The traditional symbolic approaches for understanding information processing maintained that information is initially encoded in basic sense modalities but in order to interact with higher level cognitive processes these basic codes need to be “transduced” or changed into amodal language like symbols. Later the embodied theories were propounded as an alternative to the traditional approach where the basic sensory modalities play an important role for both lower and higher order information processing (Barsalou, 1999, 2008; Wilson, 2002). According, to the embodied view any cognitive activity does not require a separate set of representations except for what is contained within the modality specific systems. Within the framework of amodal approaches, the mind is usually described as a highly abstract entity with little connections to the outside world which stands in stalk contrast to the embodied view where the very interaction of the body with the environment is seen as important. In the latter, cognitive activity becomes situated as it takes place in a real world context3.

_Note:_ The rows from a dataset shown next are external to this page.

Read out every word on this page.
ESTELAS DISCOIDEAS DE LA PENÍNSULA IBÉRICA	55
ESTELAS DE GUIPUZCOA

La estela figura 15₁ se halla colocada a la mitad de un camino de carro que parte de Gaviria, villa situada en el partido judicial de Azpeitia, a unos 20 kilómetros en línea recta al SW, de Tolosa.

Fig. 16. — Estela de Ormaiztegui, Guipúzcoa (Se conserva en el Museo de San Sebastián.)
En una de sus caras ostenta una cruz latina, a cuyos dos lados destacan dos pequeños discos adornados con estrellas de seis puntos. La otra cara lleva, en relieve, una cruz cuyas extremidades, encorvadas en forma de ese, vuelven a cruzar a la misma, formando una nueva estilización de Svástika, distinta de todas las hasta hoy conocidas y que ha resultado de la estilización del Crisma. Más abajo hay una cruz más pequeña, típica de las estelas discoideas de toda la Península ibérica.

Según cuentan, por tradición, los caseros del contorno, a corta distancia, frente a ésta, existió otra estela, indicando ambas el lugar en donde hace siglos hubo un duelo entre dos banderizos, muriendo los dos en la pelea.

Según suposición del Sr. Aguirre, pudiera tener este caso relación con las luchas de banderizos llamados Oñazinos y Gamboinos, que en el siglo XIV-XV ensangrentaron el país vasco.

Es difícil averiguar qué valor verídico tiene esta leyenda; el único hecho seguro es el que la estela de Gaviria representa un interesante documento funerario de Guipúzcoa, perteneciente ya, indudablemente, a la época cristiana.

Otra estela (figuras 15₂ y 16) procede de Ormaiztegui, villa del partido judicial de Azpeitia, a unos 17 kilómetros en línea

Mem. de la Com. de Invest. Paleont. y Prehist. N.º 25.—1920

More recently, the amodal approach has been described as inadequate to explain the workings of social cognition (see Niedenthal, Barsalou, Winkielman, Krauth-Gruber, & Ric, 2005). Traditionally these theories advocated a representation of the outside world as the basis for symbol manipulation. For instance, repeated encounters with a “similar” kind of social situation leads to re-description of the experienced events into an abstract code that permanently gets stored in memory (see Collins & Quillian, 1969) supporting social inferences, reasoning and decision making (examples include semantic networks, schemata and propositions). The most popular reason to adhere to the amodal approach is its ease of implementation in computer simulation (e.g., intelligent systems) even though it has been hard to obtain solid neural and cognitive empirical support for the re-description process.

More specifically, the embodied framework has also been applied for understanding emotional information processing (Niedenthal, 2007). The amodal view would explain the perceptual and conceptual processing of emotion in a similar manner as the processing of other neutral objects (Ortony, Clore, & Collins, 1988) but the embodied theories emphasize the importance of both central and peripheral resources that support emotional information processing for perceptual and conceptual processing of emotion (see Winkielman, McIntosh, & Oberman, 2009). For instance, thinking about an emotional event will recruit the same bodily reactions and brain regions that are helpful for processing an actual/real emotional event and on parallel lines, understanding the emotional reactions of others is dependent upon similar mechanisms that support the same emotional reactions in one’s own self. An important stance of the embodied approaches for emotional processing is the close relation between the peripheral and central processes (Damasio, 1994), where similar modal representations could be generated peripherally or centrally (Barsalou, 1999, 2008).